The ice cream man came by my house on Saturday.  If you are as old as I am, or a lucky youngster who happens to live in one of the few neighborhoods he still visits, you have seen him before.  He drives a beat-up white van or panel truck with colorful pictures of frozen treats all over it.  Sometimes there’s a big clown hat on the top, and always, there is a loud speaker blaring out some corny tune.  Nine times out of ten, it’s “Turkey in the Straw.”

As he slowly cruises by each house, he hopes to draw the kids out with his music.  It sounds fun.  The truck looks colorful and exciting with pictures splashed on almost every inch.   And the ice cream . . . the ice cream he brings is . . . well . . . mediocre at best.   Sometimes old.  Sometimes half thawed.  Other times frozen so hard you can hardly bite it.    But that doesn’t stop the kids from running to the curb and waiting for the truck to come by, eager to purchase the mediocre ice cream from the ice cream man.  Why?
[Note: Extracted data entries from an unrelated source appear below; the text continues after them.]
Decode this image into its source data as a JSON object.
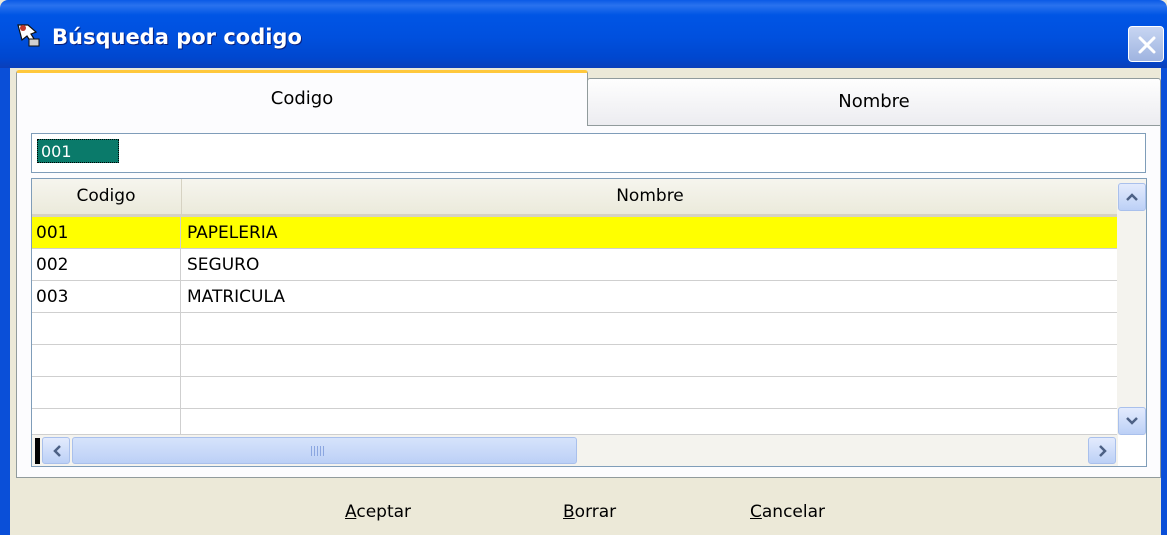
{
  "window": {
    "title": "Búsqueda por codigo"
  },
  "tabs": [
    {
      "label": "Codigo",
      "active": true
    },
    {
      "label": "Nombre",
      "active": false
    }
  ],
  "search": {
    "value": "001"
  },
  "grid": {
    "columns": [
      "Codigo",
      "Nombre"
    ],
    "rows": [
      {
        "codigo": "001",
        "nombre": "PAPELERIA",
        "selected": true
      },
      {
        "codigo": "002",
        "nombre": "SEGURO",
        "selected": false
      },
      {
        "codigo": "003",
        "nombre": "MATRICULA",
        "selected": false
      },
      {
        "codigo": "",
        "nombre": "",
        "selected": false
      },
      {
        "codigo": "",
        "nombre": "",
        "selected": false
      },
      {
        "codigo": "",
        "nombre": "",
        "selected": false
      },
      {
        "codigo": "",
        "nombre": "",
        "selected": false
      }
    ]
  },
  "buttons": {
    "accept": {
      "mnemonic": "A",
      "rest": "ceptar"
    },
    "clear": {
      "mnemonic": "B",
      "rest": "orrar"
    },
    "cancel": {
      "mnemonic": "C",
      "rest": "ancelar"
    }
  },
  "colors": {
    "titlebar": "#0055e5",
    "selected_row": "#ffff00",
    "code_highlight": "#0a7a6a",
    "active_tab_accent": "#ffc83c"
  },
  "icons": {
    "title": "search-pointer-icon",
    "close": "close-icon",
    "scroll_up": "chevron-up-icon",
    "scroll_down": "chevron-down-icon",
    "scroll_left": "chevron-left-icon",
    "scroll_right": "chevron-right-icon"
  }
}
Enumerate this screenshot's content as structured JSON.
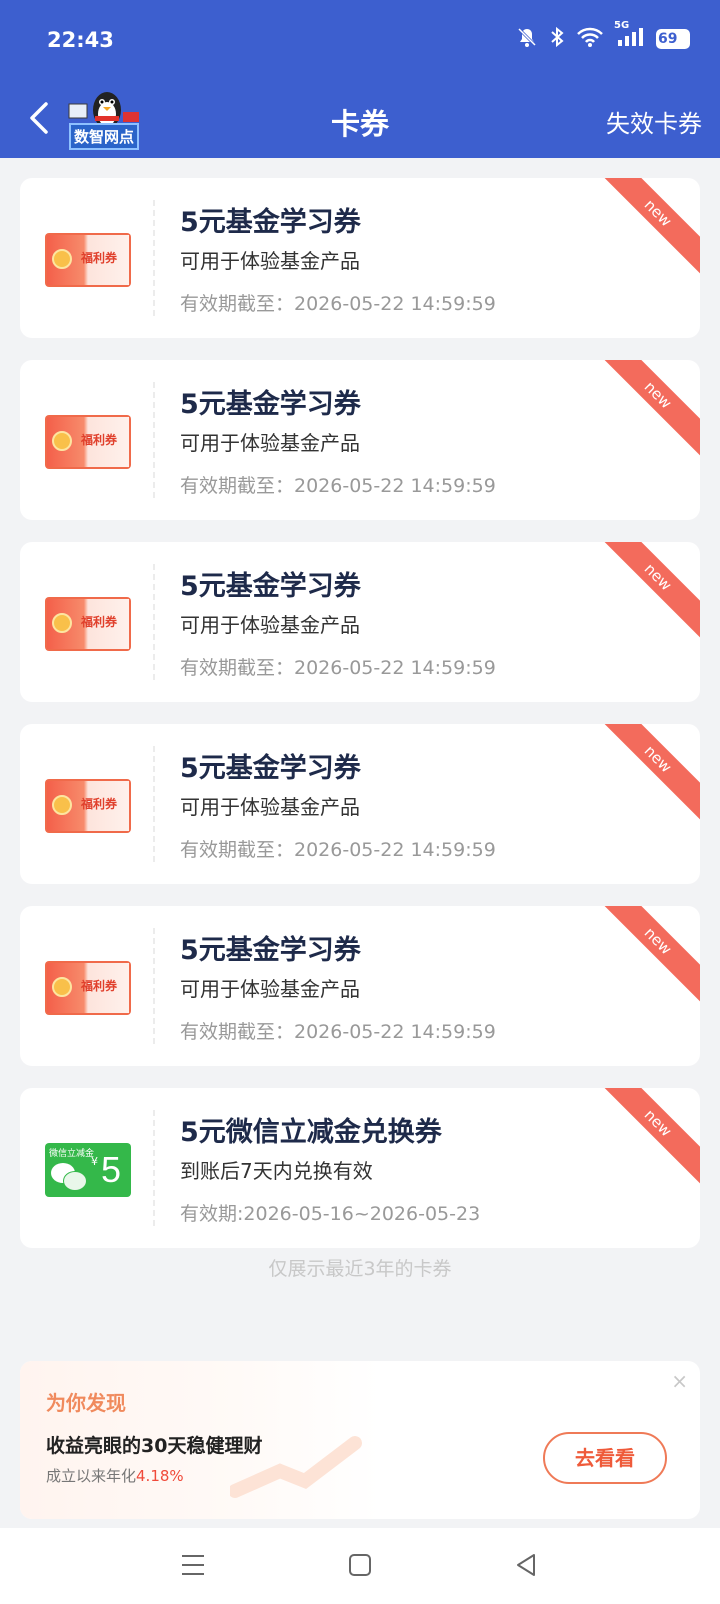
{
  "status_bar": {
    "time": "22:43",
    "network": "5G",
    "battery": "69"
  },
  "header": {
    "title": "卡券",
    "right_link": "失效卡券",
    "logo_text": "数智网点"
  },
  "coupons": [
    {
      "title": "5元基金学习券",
      "desc": "可用于体验基金产品",
      "expiry": "有效期截至：2026-05-22 14:59:59",
      "badge": "new",
      "image_label": "福利券",
      "image_type": "red"
    },
    {
      "title": "5元基金学习券",
      "desc": "可用于体验基金产品",
      "expiry": "有效期截至：2026-05-22 14:59:59",
      "badge": "new",
      "image_label": "福利券",
      "image_type": "red"
    },
    {
      "title": "5元基金学习券",
      "desc": "可用于体验基金产品",
      "expiry": "有效期截至：2026-05-22 14:59:59",
      "badge": "new",
      "image_label": "福利券",
      "image_type": "red"
    },
    {
      "title": "5元基金学习券",
      "desc": "可用于体验基金产品",
      "expiry": "有效期截至：2026-05-22 14:59:59",
      "badge": "new",
      "image_label": "福利券",
      "image_type": "red"
    },
    {
      "title": "5元基金学习券",
      "desc": "可用于体验基金产品",
      "expiry": "有效期截至：2026-05-22 14:59:59",
      "badge": "new",
      "image_label": "福利券",
      "image_type": "red"
    },
    {
      "title": "5元微信立减金兑换券",
      "desc": "到账后7天内兑换有效",
      "expiry": "有效期:2026-05-16~2026-05-23",
      "badge": "new",
      "image_label": "微信立减金",
      "image_value": "5",
      "image_currency": "¥",
      "image_type": "green"
    }
  ],
  "footer_note": "仅展示最近3年的卡券",
  "promo": {
    "tag": "为你发现",
    "title": "收益亮眼的30天稳健理财",
    "subtitle_prefix": "成立以来年化",
    "rate": "4.18%",
    "button": "去看看",
    "close": "×"
  },
  "colors": {
    "header": "#3d5fcf",
    "badge": "#f36b5c",
    "accent": "#ef5a3a"
  }
}
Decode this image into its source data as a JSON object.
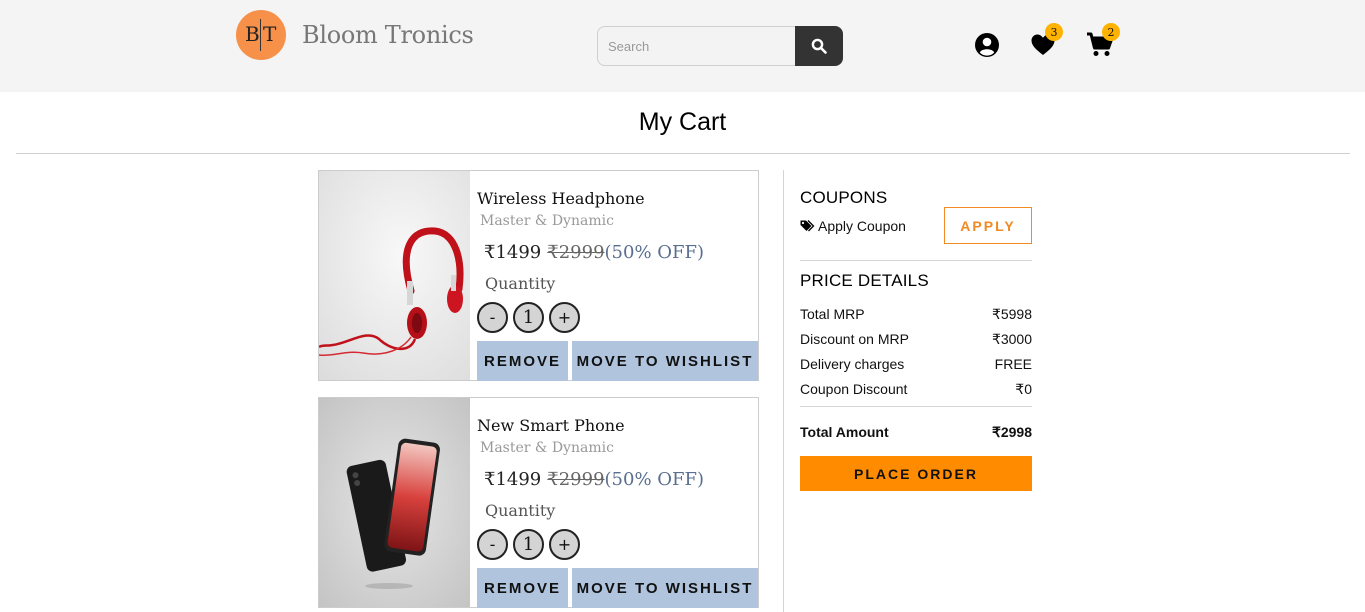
{
  "brand": {
    "letter1": "B",
    "letter2": "T",
    "name": "Bloom Tronics",
    "logo_color": "#f7914a"
  },
  "search": {
    "placeholder": "Search",
    "value": ""
  },
  "header_icons": {
    "wishlist_count": "3",
    "cart_count": "2"
  },
  "page": {
    "title": "My Cart"
  },
  "cart": {
    "items": [
      {
        "name": "Wireless Headphone",
        "brand": "Master & Dynamic",
        "price": "₹1499",
        "mrp": "₹2999",
        "discount": "(50% OFF)",
        "quantity_label": "Quantity",
        "quantity": "1",
        "minus": "-",
        "plus": "+",
        "remove_label": "REMOVE",
        "wishlist_label": "MOVE TO WISHLIST"
      },
      {
        "name": "New Smart Phone",
        "brand": "Master & Dynamic",
        "price": "₹1499",
        "mrp": "₹2999",
        "discount": "(50% OFF)",
        "quantity_label": "Quantity",
        "quantity": "1",
        "minus": "-",
        "plus": "+",
        "remove_label": "REMOVE",
        "wishlist_label": "MOVE TO WISHLIST"
      }
    ]
  },
  "coupons": {
    "title": "COUPONS",
    "apply_text": "Apply Coupon",
    "apply_button": "APPLY"
  },
  "price_details": {
    "title": "PRICE DETAILS",
    "rows": [
      {
        "label": "Total MRP",
        "value": "₹5998"
      },
      {
        "label": "Discount on MRP",
        "value": "₹3000"
      },
      {
        "label": "Delivery charges",
        "value": "FREE"
      },
      {
        "label": "Coupon Discount",
        "value": "₹0"
      }
    ],
    "total_label": "Total Amount",
    "total_value": "₹2998",
    "place_order": "PLACE ORDER"
  },
  "colors": {
    "accent": "#ff8c00",
    "button_blue": "#b0c4de",
    "badge": "#ffb300",
    "header_bg": "#f4f4f4"
  }
}
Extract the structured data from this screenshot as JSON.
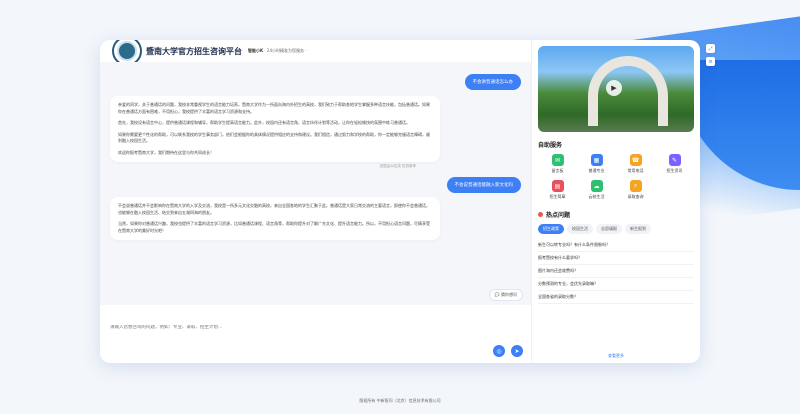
{
  "header": {
    "title": "暨南大学官方招生咨询平台",
    "subtitle_bold": "智能小K",
    "subtitle": "· 24小时精准为您服务 ·"
  },
  "messages": [
    {
      "role": "user",
      "text": "不会讲普通话怎么办"
    },
    {
      "role": "bot",
      "paragraphs": [
        "亲爱的同学，关于普通话的问题，我校非常重视学生的语言能力培养。暨南大学作为一所面向海内外招生的高校，我们致力于帮助各地学生掌握多种语言技能，包括普通话。如果你在普通话方面有困难，不用担心，我校提供了丰富的语言学习资源和支持。",
        "首先，我校设有语言中心，提供普通话课程和辅导，帮助学生提高语言能力。此外，校园内还有语言角、语言伙伴计划等活动，让你在轻松愉快的氛围中练习普通话。",
        "如果你需要更个性化的帮助，可以联系我校的学生事务部门，他们会根据你的具体情况提供相应的支持和建议。我们相信，通过努力和学校的帮助，你一定能够克服语言障碍，顺利融入校园生活。",
        "欢迎你报考暨南大学，我们期待在这里与你共同成长！"
      ]
    },
    {
      "role": "meta",
      "text": "回答由AI生成 仅供参考"
    },
    {
      "role": "user",
      "text": "不会说普通话能融入新文化吗"
    },
    {
      "role": "bot",
      "paragraphs": [
        "不会说普通话并不会影响你在暨南大学的入学及交流，我校是一所多元文化交融的高校，来自全国各地的学生汇聚于此。普通话是大家日常交流的主要语言，即使你不会普通话，也能够在融入校园生活、结交到来自五湖四海的朋友。",
        "当然，如果你对普通话兴趣，我校也提供了丰富的语言学习资源，比如普通话课程、语言角等，帮助你提升对了解广东文化、提升语言能力。所以，不用担心语言问题，尽情享受在暨南大学的美好时光吧！"
      ]
    }
  ],
  "hint_button": "猜你想问",
  "input": {
    "placeholder": "请输入您想咨询的问题，例如：专业、录取、招生计划..."
  },
  "side": {
    "services_title": "自助服务",
    "services": [
      {
        "label": "留言板",
        "icon": "message-board-icon",
        "color": "#2fbf71",
        "glyph": "✉"
      },
      {
        "label": "普通专业",
        "icon": "major-icon",
        "color": "#3d7ff5",
        "glyph": "▦"
      },
      {
        "label": "常用电话",
        "icon": "phone-icon",
        "color": "#f5a524",
        "glyph": "☎"
      },
      {
        "label": "招生资讯",
        "icon": "news-icon",
        "color": "#7b61ff",
        "glyph": "✎"
      },
      {
        "label": "招生简章",
        "icon": "brochure-icon",
        "color": "#e8505b",
        "glyph": "▤"
      },
      {
        "label": "云校生活",
        "icon": "campus-life-icon",
        "color": "#2fbf71",
        "glyph": "☁"
      },
      {
        "label": "录取查询",
        "icon": "admission-query-icon",
        "color": "#f5a524",
        "glyph": "⌕"
      }
    ],
    "hot_title": "热点问题",
    "chips": [
      "招生政策",
      "校园生活",
      "志愿填报",
      "新生报到"
    ],
    "questions": [
      "新生可以转专业吗？有什么条件限制吗？",
      "报考暨校有什么要求吗？",
      "图片海内还会收费吗？",
      "分数预测的专业，会优先录取嘛？",
      "全国各省的录取分数？"
    ],
    "more": "查看更多"
  },
  "footer": "版权所有 中新智问（北京）信息技术有限公司"
}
It’s an even stranger question when I admit that I am at times, still one of those kids.    Hear the tune.  See the truck go by, headed deep into the heart of the neighborhood.  Now run to the curb and wait.  He’s coming back on his way out.  I hear the music getting closer.  What will I get?  An ice cream sandwich?  A red white and blue “bomb-pop?”  One of those orange push-up things on a stick?  The excitement of the purchase takes over.  It doesn’t matter that it is not the best ice cream.  What matters is that it is the best way to buy it.  This past Saturday I resisted the urge, but next time, I’m running to the curb.

Sometimes my heart overrules my head.   Sometimes it matters.  Sometimes it doesn’t.